I should probably fire up my favorite holiday film for its near-annual viewing: Harold Ramis' 1993 masterpiece "Groundhog Day," starring Bill Murray as television weatherman Phil Connors who finds himself trapped in a time loop while covering the Feb. 2 festivities in Punxsutawney, Pennsylvania.
I come back to this movie over and over (and over and over ... get it?) for lots of reasons, mainly because of the thoughtful way it charts the personal transformation of Phil during his never-ending cycle of Groundhog Days and because the clever use of repetition makes the film impossibly funny. Plus, it features American treasure Bill Murray in his best role.
This year, though, "Groundhog Day" feels a little too close to home, and I might skip watching it. My wife and I welcomed our first son in November, which gives us three kids aged four and under. Life with three kids this little is the movie. The days run together with the same patterns on repeat, especially in the evenings, which are filled with the complicated dinner/bath/dishes/pajamas/teeth/books/prayers/three bedtime riddles for the preschooler/lights-out rundown. It simultaneously feels like we have no time for anything and we're not really doing much at all. One of my wife's most relaxing hours over the past few months was sitting on a curb outside a strip-mall hair salon by herself waiting for me to pick her up.

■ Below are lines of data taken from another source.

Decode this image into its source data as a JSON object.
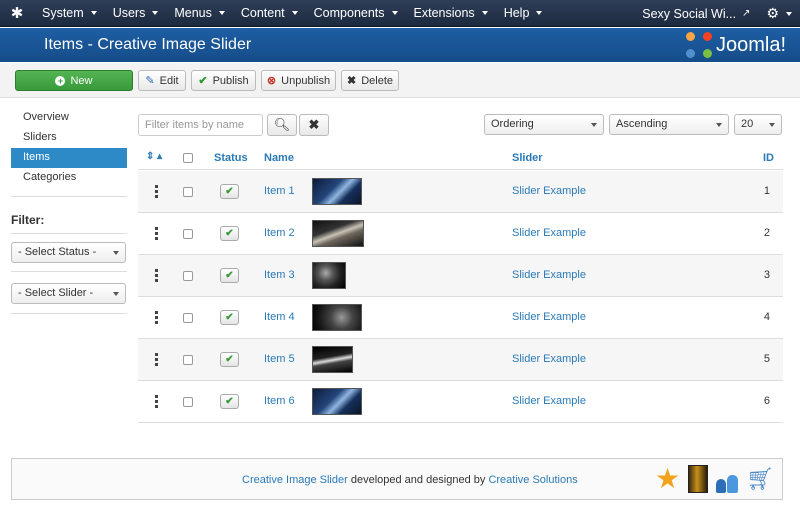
{
  "navbar": {
    "items": [
      "System",
      "Users",
      "Menus",
      "Content",
      "Components",
      "Extensions",
      "Help"
    ],
    "site_link": "Sexy Social Wi..."
  },
  "header": {
    "title": "Items - Creative Image Slider",
    "logo_text": "Joomla!"
  },
  "toolbar": {
    "new": "New",
    "edit": "Edit",
    "publish": "Publish",
    "unpublish": "Unpublish",
    "delete": "Delete"
  },
  "sidebar": {
    "items": [
      "Overview",
      "Sliders",
      "Items",
      "Categories"
    ],
    "active": "Items",
    "filter_label": "Filter:",
    "select_status": "- Select Status -",
    "select_slider": "- Select Slider -"
  },
  "filters": {
    "search_placeholder": "Filter items by name",
    "ordering": "Ordering",
    "direction": "Ascending",
    "limit": "20"
  },
  "table": {
    "headers": {
      "status": "Status",
      "name": "Name",
      "slider": "Slider",
      "id": "ID"
    },
    "rows": [
      {
        "name": "Item 1",
        "slider": "Slider Example",
        "id": "1"
      },
      {
        "name": "Item 2",
        "slider": "Slider Example",
        "id": "2"
      },
      {
        "name": "Item 3",
        "slider": "Slider Example",
        "id": "3"
      },
      {
        "name": "Item 4",
        "slider": "Slider Example",
        "id": "4"
      },
      {
        "name": "Item 5",
        "slider": "Slider Example",
        "id": "5"
      },
      {
        "name": "Item 6",
        "slider": "Slider Example",
        "id": "6"
      }
    ]
  },
  "footer": {
    "product": "Creative Image Slider",
    "middle": " developed and designed by ",
    "company": "Creative Solutions"
  },
  "colors": {
    "navbar": "#1c2a3f",
    "header": "#1a5596",
    "active": "#2d8ac7",
    "link": "#2a7ab8",
    "new_button": "#45a845"
  }
}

Now, the kids are delights and blessings and pure wonder, and I wouldn't trade my life for anything. But a Phil Connors-style spiritual conundrum remains: What do you do when you're stuck in the same day? Here are three things I should keep in mind more often.

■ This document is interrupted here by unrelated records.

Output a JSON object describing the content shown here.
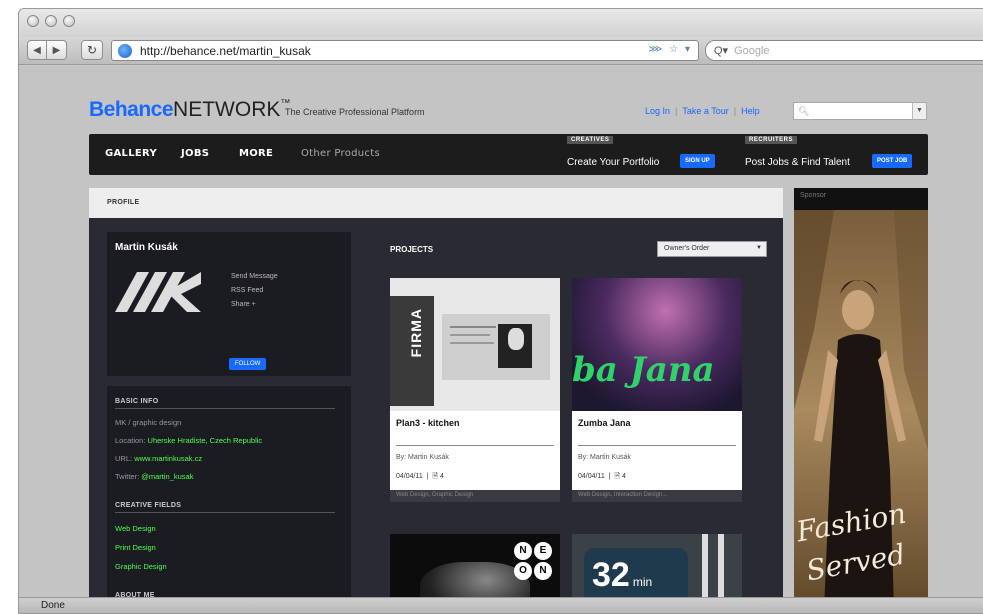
{
  "browser": {
    "url": "http://behance.net/martin_kusak",
    "search_placeholder": "Google",
    "search_prefix": "Q▾",
    "status": "Done"
  },
  "header": {
    "logo_main": "Behance",
    "logo_network": "NETWORK",
    "logo_tm": "™",
    "tagline": "The Creative Professional Platform",
    "links": [
      "Log In",
      "Take a Tour",
      "Help"
    ]
  },
  "nav": {
    "items": [
      "GALLERY",
      "JOBS",
      "MORE"
    ],
    "other": "Other Products",
    "creatives_tag": "CREATIVES",
    "creatives_text": "Create Your Portfolio",
    "signup_btn": "SIGN UP",
    "recruiters_tag": "RECRUITERS",
    "recruiters_text": "Post Jobs & Find Talent",
    "postjob_btn": "POST JOB"
  },
  "profile": {
    "bar_title": "PROFILE",
    "name": "Martin Kusák",
    "links": [
      "Send Message",
      "RSS Feed",
      "Share +"
    ],
    "follow_btn": "FOLLOW",
    "basic_info_title": "BASIC INFO",
    "role": "MK / graphic design",
    "location_label": "Location:",
    "location_value": "Uherske Hradiste, Czech Republic",
    "url_label": "URL:",
    "url_value": "www.martinkusak.cz",
    "twitter_label": "Twitter:",
    "twitter_value": "@martin_kusak",
    "creative_fields_title": "CREATIVE FIELDS",
    "creative_fields": [
      "Web Design",
      "Print Design",
      "Graphic Design"
    ],
    "about_title": "ABOUT ME"
  },
  "projects": {
    "title": "PROJECTS",
    "order": "Owner's Order",
    "items": [
      {
        "title": "Plan3 - kitchen",
        "by": "By: Martin Kusák",
        "date": "04/04/11",
        "count": "4",
        "fields": "Web Design, Graphic Design",
        "thumb_text": "FIRMA"
      },
      {
        "title": "Zumba Jana",
        "by": "By: Martin Kusák",
        "date": "04/04/11",
        "count": "4",
        "fields": "Web Design, Interaction Design...",
        "thumb_text": "ba Jana"
      }
    ],
    "third_thumb_letters": [
      "N",
      "E",
      "O",
      "N"
    ],
    "fourth_thumb_number": "32",
    "fourth_thumb_unit": "min"
  },
  "sidebar": {
    "label": "Sponsor",
    "ad_text_1": "Fashion",
    "ad_text_2": "Served"
  }
}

Bloom where you're planted
In the movie, Phil confronts his fate first with denial and frustration, then periods of gluttony (why not eat 50 donuts a day when it doesn't matter?), womanizing, despair and, ultimately, selfless compassion and kindness. It's when he accepts his situation and drops the woe-is-me shtick that he's finally freed from the cycle of Groundhog Days. As the Jesuit writer Fr. Anthony de Mello wrote, "Enlightenment is: absolute cooperation with the inevitable."

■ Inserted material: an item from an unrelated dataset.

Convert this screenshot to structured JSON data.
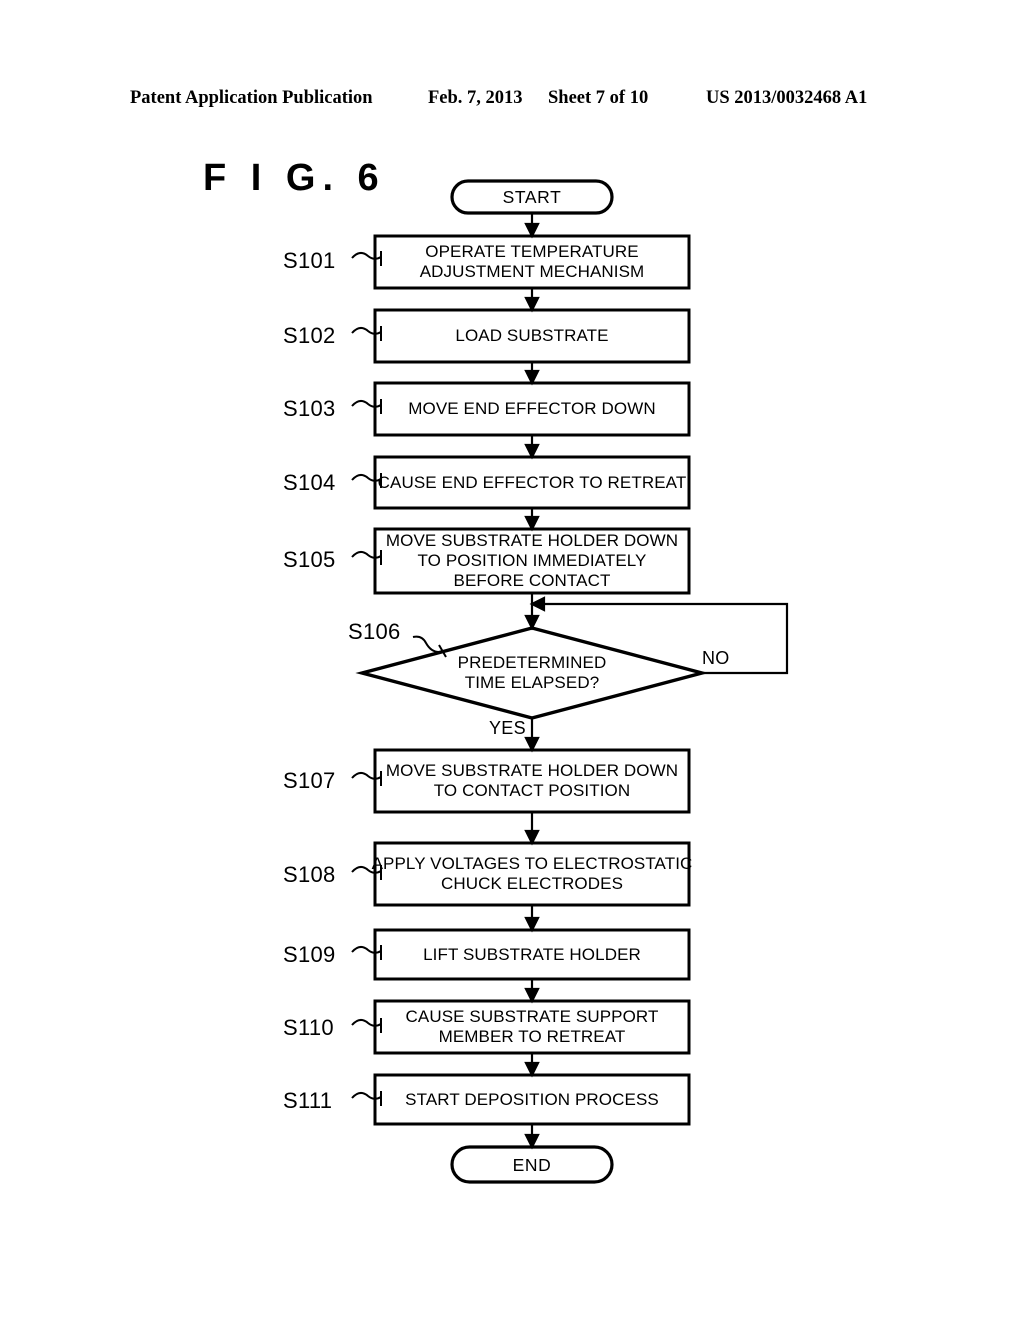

Phil's transformation reminds me of the popular aphorism mis-attributed to St. Francis de Sales but related to something he did actually write and in line with his spiritual thinking: "Bloom where you're planted." I need to remember the goodness where I am and try not to be distracted by fun things I might be doing in a different life. "Bloom where you're planted" isn't always good advice — sometimes you need to get out of wherever you are — but it fits for me right now.
"How hard is it to give a s---?"
I've been listening to indie folk/rock singer Andy Shauf's new album "The Neon Skyline" on repeat for the past week. (Some Groundhog Day scenarios are thrust on me; some I choose on Spotify for myself.) It's a concept album that dips into the lives of some friends who hang out at a bar in Toronto.
One track that has been haunting me is a song called "Living Room," when a character named Claire describes deep guilt for tiredly brushing off her son when he tried to give her a drawing he had made at school. She remembers how her own father had done the same to her once. "I mean, how hard is it to give a s---?" Claire wonders. Kids pick up on way more than we realize, as Claire had done decades earlier.
My kids can tell when my mind is somewhere else if I'm not fully present. I can't be perfectly "on" all the time with them, but there are some small things that go a long way. Like when the pre-schooler asks me to tell her a story about a magical squirrel she has made up named Squirrely, why can't I just do it every time instead of begging off occasionally? A 30-second story is enough to satisfy her hunger for connection. Some stuff is way easier than I make it out to be in my mind.
"You'll miss the chaos when it's gone," a few older parents with grown-up kids have told me after asking me how I'm doing and seeing the weariness on my face. I do love the girls' energy and their playfulness and the dozen or so incredibly cute things they do every day. (Less love for the screaming and the shoving.)
I need to cultivate the habit of naming what I'm grateful for every day because you don't complain about what you're grateful for. One small way to practice gratitude is changing up the way I respond when people ask me how I'm doing. My default these days is some variation of exhausted and overwhelmed. I could say "grateful" or "joyfully swamped" and not be lying.
In "Groundhog Day," Andie MacDowell plays Phil's TV producer who's with him in Punxsutawney. He lays out his predicament to her.
"Sometimes I wish I had a thousand lifetimes," she says. "I don't know, Phil. Maybe it's not a curse. Just depends on how you look at it."
Practicing gratitude in the midst of a challenge is choosing to alter your perspective, and it's always a good, helpful choice. Gratitude can turn my time loop into a gift, a reminder that this stage is indeed going to end and I'll long for it when it's gone.
[Mike Jordan Laskey is senior communications manager for the Jesuit Conference in Washington, D.C. He is the author of The Ministry of Peace and Justice (Liturgical Press) and lives with his family in Maryland.]